Scott Revelli participated in UCSD’s Pacific Rim Undergraduate Experiences (PRIME) program. Read all about Scott’s PRIME summer in Melbourne, Australia here. In addition to enjoying Australia, Revelli performed biomedical research. Read his final report: “Determining the Optimal Pacing Sites for Biventricular Pacing the Failing Heart with Left Bundle Branch Block.” His UCSD mentors were bioengineering professor Andrew McCulloch and Dr. Roy C. P. Kerckhoffs, an Assistant Project Scientist in Professor Andrew McCulloch's Cardiac Mechanics Research Group in the Department of Bioengineering.

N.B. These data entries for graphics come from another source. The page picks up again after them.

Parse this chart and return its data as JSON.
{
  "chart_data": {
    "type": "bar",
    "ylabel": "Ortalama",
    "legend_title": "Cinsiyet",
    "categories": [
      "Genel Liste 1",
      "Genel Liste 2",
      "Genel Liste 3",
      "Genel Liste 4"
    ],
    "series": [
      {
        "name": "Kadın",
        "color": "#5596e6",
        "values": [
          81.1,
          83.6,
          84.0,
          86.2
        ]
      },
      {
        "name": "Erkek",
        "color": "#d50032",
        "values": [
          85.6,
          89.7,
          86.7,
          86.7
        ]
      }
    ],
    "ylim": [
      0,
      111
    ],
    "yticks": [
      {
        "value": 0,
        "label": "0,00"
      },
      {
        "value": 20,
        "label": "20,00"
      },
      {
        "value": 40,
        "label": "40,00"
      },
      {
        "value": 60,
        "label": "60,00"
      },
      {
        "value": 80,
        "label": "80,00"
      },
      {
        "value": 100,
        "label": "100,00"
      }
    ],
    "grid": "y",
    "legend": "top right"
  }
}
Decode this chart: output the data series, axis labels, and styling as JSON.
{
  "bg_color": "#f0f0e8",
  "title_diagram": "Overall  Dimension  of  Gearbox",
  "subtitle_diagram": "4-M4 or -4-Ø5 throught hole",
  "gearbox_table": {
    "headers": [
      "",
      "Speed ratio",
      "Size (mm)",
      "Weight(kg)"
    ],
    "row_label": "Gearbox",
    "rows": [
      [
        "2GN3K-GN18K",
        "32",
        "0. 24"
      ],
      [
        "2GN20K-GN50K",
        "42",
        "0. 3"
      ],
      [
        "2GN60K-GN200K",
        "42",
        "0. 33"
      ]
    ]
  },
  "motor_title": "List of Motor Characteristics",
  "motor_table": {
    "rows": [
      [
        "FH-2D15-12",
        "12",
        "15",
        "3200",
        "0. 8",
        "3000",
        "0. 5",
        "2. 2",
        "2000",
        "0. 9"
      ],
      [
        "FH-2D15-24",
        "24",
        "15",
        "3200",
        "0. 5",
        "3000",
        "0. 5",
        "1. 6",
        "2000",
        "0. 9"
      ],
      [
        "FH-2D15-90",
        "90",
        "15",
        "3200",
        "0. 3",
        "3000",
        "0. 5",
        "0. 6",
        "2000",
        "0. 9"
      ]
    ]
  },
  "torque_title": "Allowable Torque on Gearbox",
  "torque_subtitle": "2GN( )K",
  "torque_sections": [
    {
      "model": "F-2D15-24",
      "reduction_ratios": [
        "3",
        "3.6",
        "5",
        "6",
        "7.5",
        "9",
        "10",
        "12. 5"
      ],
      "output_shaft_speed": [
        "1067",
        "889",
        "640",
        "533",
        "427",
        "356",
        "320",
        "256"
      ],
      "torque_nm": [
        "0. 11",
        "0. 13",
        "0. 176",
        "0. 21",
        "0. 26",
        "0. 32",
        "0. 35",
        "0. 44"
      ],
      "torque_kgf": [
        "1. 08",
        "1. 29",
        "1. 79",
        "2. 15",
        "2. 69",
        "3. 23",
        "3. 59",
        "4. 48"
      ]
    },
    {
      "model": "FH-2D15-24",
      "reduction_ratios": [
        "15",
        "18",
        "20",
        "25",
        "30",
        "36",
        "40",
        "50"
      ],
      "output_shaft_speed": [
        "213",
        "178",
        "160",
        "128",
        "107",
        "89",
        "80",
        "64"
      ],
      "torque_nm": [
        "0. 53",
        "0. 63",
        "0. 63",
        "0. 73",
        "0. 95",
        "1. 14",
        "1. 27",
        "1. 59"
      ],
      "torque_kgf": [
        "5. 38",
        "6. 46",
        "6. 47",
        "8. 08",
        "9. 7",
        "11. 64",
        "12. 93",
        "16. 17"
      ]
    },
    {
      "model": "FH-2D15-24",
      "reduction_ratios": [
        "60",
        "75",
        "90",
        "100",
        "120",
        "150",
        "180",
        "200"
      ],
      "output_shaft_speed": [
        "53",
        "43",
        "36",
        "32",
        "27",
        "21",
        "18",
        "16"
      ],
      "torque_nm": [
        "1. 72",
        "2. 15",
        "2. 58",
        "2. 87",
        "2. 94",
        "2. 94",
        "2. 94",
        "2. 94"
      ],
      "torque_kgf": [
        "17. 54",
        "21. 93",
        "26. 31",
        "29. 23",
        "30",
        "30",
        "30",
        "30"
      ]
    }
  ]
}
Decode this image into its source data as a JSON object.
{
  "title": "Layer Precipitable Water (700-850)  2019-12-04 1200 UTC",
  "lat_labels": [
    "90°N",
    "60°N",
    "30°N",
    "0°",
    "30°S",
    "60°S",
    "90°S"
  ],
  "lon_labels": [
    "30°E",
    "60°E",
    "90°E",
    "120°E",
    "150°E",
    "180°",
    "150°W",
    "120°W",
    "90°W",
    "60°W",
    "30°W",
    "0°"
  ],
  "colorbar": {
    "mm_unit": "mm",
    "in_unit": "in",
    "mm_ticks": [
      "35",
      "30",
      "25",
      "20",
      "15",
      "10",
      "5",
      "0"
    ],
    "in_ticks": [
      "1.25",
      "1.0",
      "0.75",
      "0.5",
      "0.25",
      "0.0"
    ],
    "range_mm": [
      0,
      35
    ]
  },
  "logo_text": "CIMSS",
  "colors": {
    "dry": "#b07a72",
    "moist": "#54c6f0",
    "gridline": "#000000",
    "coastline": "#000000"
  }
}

Last year, Revelli won the Genentech PR&D 2009 Outstanding Junior Award. His future plans? To develop medical devices.

Goldwater Scholarships

The "Barry M. Goldwater Scholarship Program and Excellence in Education Foundation" was created in 1986. The scholarship aims to encourage outstanding students to pursue careers in mathematics, the natural sciences, or engineering and to foster leadership and excellence in those fields.

Scholarships are awarded to students with outstanding potential for pursuit of careers in mathematics, the natural sciences, or engineering. Each scholarship covers eligible expenses for undergraduate tuition, fees, books, and room and board, up to a maximum of $7,500 annually.